- Samau Location in Gujarat, India
- Coordinates: 23°29′15″N 72°35′55″E﻿ / ﻿23.48750°N 72.59861°E
- Country: India
- State: Gujarat
- District: Gandhinagar district

Languages
- • Official: Gujarati, Hindi
- Time zone: UTC+5:30 (IST)
- PIN: 382845
- Vehicle registration: starting with GJ 18
- Sex ratio: ?/?
- Website: samau

= Samau =

Samau is a village in Mansa taluka of Gandhinagar district, Gujarat, India situated between Gozariya and Charada. The population of village is about 7000 to 10000. It is approximately 30 km from Gandhinagar and around 10 km from Mansa. It is very well known place in near about areas for the temple of Hanumanji. Also known as Chabbila Hanumanji. Due to which a part of the village is also known has hanumanpura.

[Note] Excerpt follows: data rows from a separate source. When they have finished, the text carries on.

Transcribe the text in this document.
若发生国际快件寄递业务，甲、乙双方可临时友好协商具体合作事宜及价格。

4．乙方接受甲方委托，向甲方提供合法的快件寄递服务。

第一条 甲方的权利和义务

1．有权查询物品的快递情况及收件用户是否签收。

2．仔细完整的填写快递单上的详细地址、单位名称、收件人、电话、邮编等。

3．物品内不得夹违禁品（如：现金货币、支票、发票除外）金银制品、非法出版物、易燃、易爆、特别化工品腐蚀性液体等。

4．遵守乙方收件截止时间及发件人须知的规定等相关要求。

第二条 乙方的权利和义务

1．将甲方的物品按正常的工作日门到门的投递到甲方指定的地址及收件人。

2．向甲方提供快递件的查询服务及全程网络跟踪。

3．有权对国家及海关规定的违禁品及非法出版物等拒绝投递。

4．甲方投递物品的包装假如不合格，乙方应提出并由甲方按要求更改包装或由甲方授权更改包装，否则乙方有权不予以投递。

This village has various castes of people with more Chaudhary and Rajput. The village is highly equipped with modern technologies like Wifi, Good Sanitation System and Road Networks, Shopping carts, almost all mobile towers, and many more. It has 3 main Gujarati medium school namely Hanumanpura Prathmik School, Girls School and High school where Senior Secondary courses like Commerce and Art are available. It also has 1 English medium school, namely Dr. R V Shah & B J Shah English Medium School, where Student comes from nearby villages. Transportation facilities are provided to children. The village even has a General Hospital. It has a club known as Youth Club where the members helps in various aspect like education, cleanliness, Woman empowerment, Health Related Programmes like Body check up camp, Blood donation camp, Training camps for students and many more.